How Often Should I Change Wild Bird Food?
Some foods need to be changed more often than others (like jelly compared to seeds). In general, most bird foods last about 5-7 days. Even if the food doesn’t look bad, it’s on its way out. Clean and refill the feeder to keep everything good. Sugar-heavy and fat-heavy foods might go bad faster.
What Birdseed Should You Avoid?
Many birdseed mixes contain additives that wild birds don’t like. Birds are very picky, so they’ll throw the food aside without any regard. We’re going to list some of the foods that bids simply don’t like:
-Milo/Sorghum: Only a few ground-feeding birds like turkeys, pheasants, or quails eat this. Every other bird will just throw it to the side. Some people confuse this with white millet since they look similar, but white millet is good for birds
-Oats: Only starlings and grackles like oats, every other bird hates this
-Canary Seed: This is good for pet food, but not for wild birds
-Wheat, Other Grains: Most wild birds don’t eat wheat. Pets might after enough coaxing, but wild birds tend to avoid it
-Other Fillers: rice, golden and red millet, flax, rapeseed, and buckwheat
Can Budgies Eat Wild Bird Food?
Budgies are another name for parakeets.

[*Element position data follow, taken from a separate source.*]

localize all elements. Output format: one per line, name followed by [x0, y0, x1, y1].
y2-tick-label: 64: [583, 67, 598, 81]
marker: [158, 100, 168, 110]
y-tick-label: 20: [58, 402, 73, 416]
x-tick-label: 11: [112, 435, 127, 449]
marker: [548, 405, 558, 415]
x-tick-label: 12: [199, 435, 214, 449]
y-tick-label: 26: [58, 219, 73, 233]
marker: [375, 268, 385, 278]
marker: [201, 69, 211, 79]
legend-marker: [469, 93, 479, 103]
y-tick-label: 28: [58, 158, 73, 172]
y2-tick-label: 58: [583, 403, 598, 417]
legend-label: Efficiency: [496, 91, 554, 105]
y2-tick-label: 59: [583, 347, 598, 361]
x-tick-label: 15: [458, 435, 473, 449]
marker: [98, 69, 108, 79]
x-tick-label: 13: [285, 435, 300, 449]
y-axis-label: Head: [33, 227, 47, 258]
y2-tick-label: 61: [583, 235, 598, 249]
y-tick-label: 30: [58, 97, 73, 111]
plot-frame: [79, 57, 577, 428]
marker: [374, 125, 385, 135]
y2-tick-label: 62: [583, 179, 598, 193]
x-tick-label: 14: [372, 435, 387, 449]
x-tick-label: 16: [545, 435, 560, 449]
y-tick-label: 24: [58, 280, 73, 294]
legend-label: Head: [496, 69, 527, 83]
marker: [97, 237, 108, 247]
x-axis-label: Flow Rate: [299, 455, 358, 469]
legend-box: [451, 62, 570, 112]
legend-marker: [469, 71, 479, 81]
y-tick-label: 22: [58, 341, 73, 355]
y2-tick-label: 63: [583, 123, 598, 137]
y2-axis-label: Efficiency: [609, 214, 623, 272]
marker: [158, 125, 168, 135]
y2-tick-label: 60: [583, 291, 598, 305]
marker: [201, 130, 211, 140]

Wild bird food is great as a treat, but often has too much fat for them. You don’t want an obese budgie, do you? Perfect as a treat, but it’s the same as pie or ice cream for people.
Can Cockatiels Eat Wild Bird Food?
Using a proper amount of corn, seeds, and grains is healthy for cockatiels, so they can have some wild bird food. However, be mindful that they primarily eat cockatiel-specific food to keep them healthy.
Can Parrots Eat Wild Bird Food?
Wild parrots love seeds and nuts. However, wild parrots often need more fat-heavy foods like this because they are foraging and they don’t know when they’ll get food again. Wild bird food is a fantastic treat, but keep them on their specific parrot food.